All else that will follow is now merely a matter of time; once things get bad enough, who will obey or support a system that clearly shows that our lives and the lives of everything else we share the world with are nothing as compared with the fictions of money, capital, shareholder value, property and law?

tritsofme

(17,377 posts)
5. Oh come on, there was never any other way this lawsuit was going to end.
Fri Jan 17, 2020, 07:52 PM
Jan 2020

Obama also pushed for dismissal, if anything we are lucky that it was dismissed in a way that didn’t damage future climate litigation.

This was always a problem to be solved by the political branches, first step is to take control of them in November.

hatrack

(59,585 posts)
12. Sure, and in 10 or 15 or 20 years, after Rupert Murdoch and James Inhofe finally die . . .
Sun Jan 19, 2020, 08:33 PM
Jan 2020

And after our current trajectory becomes blazingly (literally) obvious for anyone with one eye to see and half a wit to understand . . .

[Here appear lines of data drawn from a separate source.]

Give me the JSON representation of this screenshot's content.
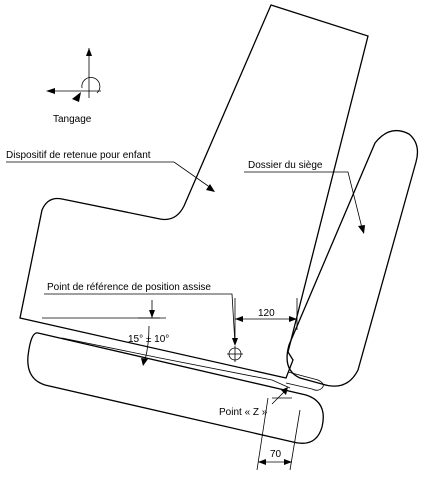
{
  "labels": {
    "tangage": "Tangage",
    "child_restraint": "Dispositif de retenue pour enfant",
    "seat_back": "Dossier du siège",
    "seating_reference_point": "Point de référence de position assise",
    "angle": "15° ± 10°",
    "dim_120": "120",
    "point_z": "Point « Z »",
    "dim_70": "70"
  }
}
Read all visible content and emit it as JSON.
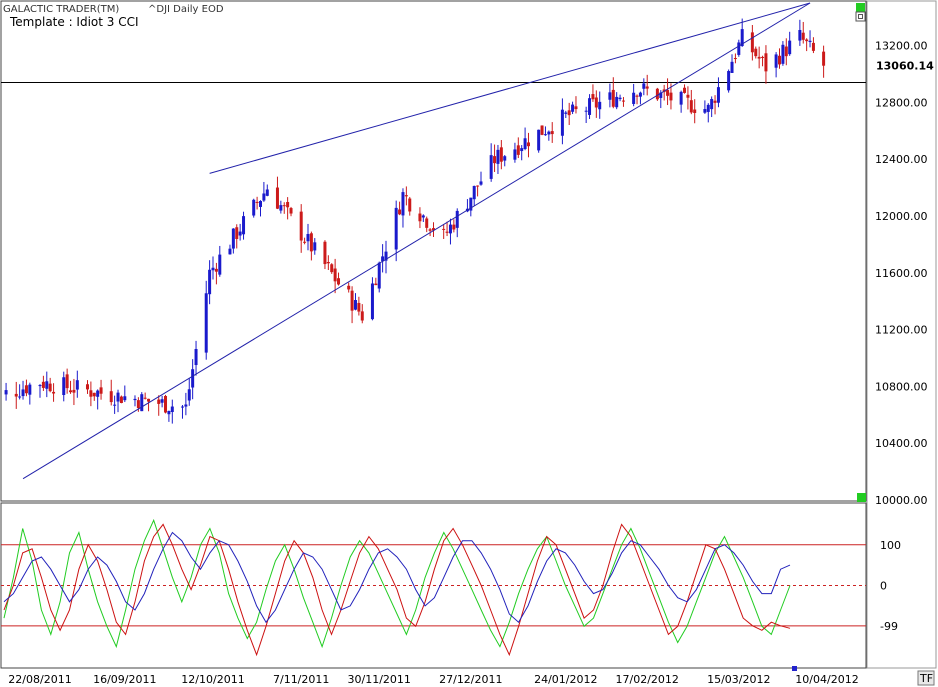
{
  "header": {
    "app_title": "GALACTIC TRADER(TM)",
    "symbol": "^DJI Daily EOD",
    "template": "Template : Idiot 3 CCI",
    "tf_button": "TF"
  },
  "colors": {
    "bull": "#1a1acc",
    "bear": "#cc1a1a",
    "trend": "#2222aa",
    "cci_green": "#22cc22",
    "cci_red": "#cc1111",
    "cci_blue": "#2222bb",
    "ref_red": "#cc2222",
    "marker_green": "#22cc22"
  },
  "chart_data": [
    {
      "type": "candlestick",
      "name": "price",
      "ylim": [
        10000,
        13500
      ],
      "y_ticks": [
        "13200.00",
        "12800.00",
        "12400.00",
        "12000.00",
        "11600.00",
        "11200.00",
        "10800.00",
        "10400.00",
        "10000.00"
      ],
      "y_tick_values": [
        13200,
        12800,
        12400,
        12000,
        11600,
        11200,
        10800,
        10400,
        10000
      ],
      "last_price_label": "13060.14",
      "last_price": 13060.14,
      "horizontal_line": 12940,
      "x_ticks": [
        "22/08/2011",
        "16/09/2011",
        "12/10/2011",
        "7/11/2011",
        "30/11/2011",
        "27/12/2011",
        "24/01/2012",
        "17/02/2012",
        "15/03/2012",
        "10/04/2012"
      ],
      "trendlines": [
        {
          "from": [
            "11/10/2011",
            12300
          ],
          "to": [
            "05/04/2012",
            13500
          ]
        },
        {
          "from": [
            "17/08/2011",
            10150
          ],
          "to": [
            "05/04/2012",
            13500
          ]
        }
      ],
      "anchors": [
        {
          "date": "22/08/2011",
          "close": 10830
        },
        {
          "date": "04/10/2011",
          "close": 10650
        },
        {
          "date": "11/10/2011",
          "close": 11600
        },
        {
          "date": "28/10/2011",
          "close": 12200
        },
        {
          "date": "25/11/2011",
          "close": 11300
        },
        {
          "date": "07/12/2011",
          "close": 12150
        },
        {
          "date": "19/12/2011",
          "close": 11850
        },
        {
          "date": "03/01/2012",
          "close": 12400
        },
        {
          "date": "24/01/2012",
          "close": 12700
        },
        {
          "date": "14/02/2012",
          "close": 12900
        },
        {
          "date": "06/03/2012",
          "close": 12750
        },
        {
          "date": "16/03/2012",
          "close": 13250
        },
        {
          "date": "23/03/2012",
          "close": 13050
        },
        {
          "date": "02/04/2012",
          "close": 13260
        },
        {
          "date": "09/04/2012",
          "close": 13060
        }
      ]
    },
    {
      "type": "line",
      "name": "cci",
      "ylim": [
        -200,
        200
      ],
      "y_ticks": [
        "100",
        "0",
        "-99"
      ],
      "y_tick_values": [
        100,
        0,
        -99
      ],
      "reference_lines": [
        100,
        0,
        -99
      ],
      "series": [
        {
          "color": "#22cc22",
          "values": [
            -80,
            20,
            140,
            60,
            -60,
            -120,
            -40,
            80,
            130,
            40,
            -40,
            -100,
            -150,
            -60,
            40,
            110,
            160,
            90,
            20,
            -40,
            20,
            100,
            140,
            80,
            -20,
            -80,
            -130,
            -90,
            -10,
            60,
            100,
            40,
            -30,
            -90,
            -150,
            -80,
            0,
            70,
            110,
            80,
            30,
            -20,
            -70,
            -120,
            -60,
            20,
            80,
            130,
            90,
            40,
            -10,
            -60,
            -110,
            -150,
            -90,
            -20,
            40,
            90,
            120,
            60,
            0,
            -50,
            -100,
            -80,
            -20,
            40,
            100,
            140,
            90,
            30,
            -30,
            -90,
            -140,
            -100,
            -40,
            20,
            80,
            120,
            70,
            20,
            -40,
            -100,
            -120,
            -60,
            0
          ]
        },
        {
          "color": "#cc1111",
          "values": [
            -60,
            0,
            80,
            90,
            20,
            -60,
            -110,
            -60,
            40,
            100,
            60,
            -10,
            -90,
            -120,
            -40,
            60,
            120,
            150,
            100,
            40,
            -10,
            50,
            120,
            110,
            40,
            -40,
            -110,
            -170,
            -100,
            -20,
            60,
            110,
            80,
            20,
            -60,
            -120,
            -60,
            10,
            80,
            120,
            90,
            40,
            -10,
            -80,
            -100,
            -40,
            40,
            110,
            140,
            100,
            50,
            0,
            -60,
            -120,
            -170,
            -100,
            -20,
            60,
            120,
            100,
            40,
            -20,
            -80,
            -60,
            0,
            80,
            150,
            120,
            60,
            0,
            -60,
            -120,
            -100,
            -40,
            30,
            100,
            90,
            40,
            -20,
            -80,
            -99,
            -110,
            -90,
            -99,
            -105
          ]
        },
        {
          "color": "#2222bb",
          "values": [
            -40,
            -20,
            20,
            60,
            70,
            40,
            0,
            -40,
            -10,
            40,
            70,
            50,
            10,
            -40,
            -60,
            -20,
            40,
            90,
            130,
            110,
            70,
            40,
            80,
            110,
            100,
            60,
            10,
            -50,
            -90,
            -60,
            -10,
            40,
            80,
            70,
            40,
            -10,
            -60,
            -50,
            -10,
            40,
            80,
            90,
            70,
            40,
            -10,
            -50,
            -30,
            20,
            70,
            110,
            110,
            80,
            40,
            -10,
            -70,
            -90,
            -50,
            10,
            60,
            90,
            80,
            50,
            10,
            -20,
            -10,
            30,
            80,
            110,
            100,
            70,
            40,
            0,
            -30,
            -40,
            -10,
            40,
            90,
            100,
            80,
            50,
            10,
            -20,
            -20,
            40,
            50
          ]
        }
      ]
    }
  ]
}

And after whole states (looking at you, Florida) go tits-up because of the economic impact of saltwater infiltration into the drinking water supply, millions of septic systems that no longer work, and a high tide that never goes back down . . .

And after Australia turns into an apocalypse theme park, the air down under bearing that delicate scent of burned eucalyptus, with just a frisson of roasted kangaroo . . .

And after we've had another 10 or 15 or 20 years of fishery collapses, and crop failures, and ocean acidification, and add another 60 or 90 or 120 billion tons of carbon to the atmosphere (at +/- 6 billion tons/year, it does sort of add up . . .

I'm sure Congress, at some vaguely defined distant date, will get right on some sort of climate legislation, assuming of course, that it doesn't have anything that says "tax" or "mandate" or "regulation" or "restriction" - just in time for it to be blocked by a federal judiciary stacked to the rafters with ideological clowns and venomous little Randroids.

I'll be sure to sit back and remind myself of just how lucky we all are!

malthaussen

(17,194 posts)
10. Now, *that's* a good question!
Sat Jan 18, 2020, 01:47 PM
Jan 2020

Maybe nobody does, maybe it's not an actionable issue. Certainly the argument that it is the Legislature that needs to face reality and create some enforceable laws has merit.

-- Mal

onenote

(42,700 posts)
11. The court found they had standing but for the fact that the case was nonjusticiable
Sat Jan 18, 2020, 06:14 PM
Jan 2020

The same result would occur no matter who was the plaintiff.

Crash2Parties

(6,017 posts)
13. But isn't that only because the court determined it was nonjusticiable?
Fri Jan 24, 2020, 03:32 AM
Jan 2020

Seems a bit circular, from my non-lawyerly point of view.

CaptainTruth

(6,589 posts)
9. If they can't rely on the government to protect them, I guess they resort to 2A?
Sat Jan 18, 2020, 03:01 AM
Jan 2020

I hate to say that, but folks on the right are always yapping about it, so I guess that's the "solution" they want?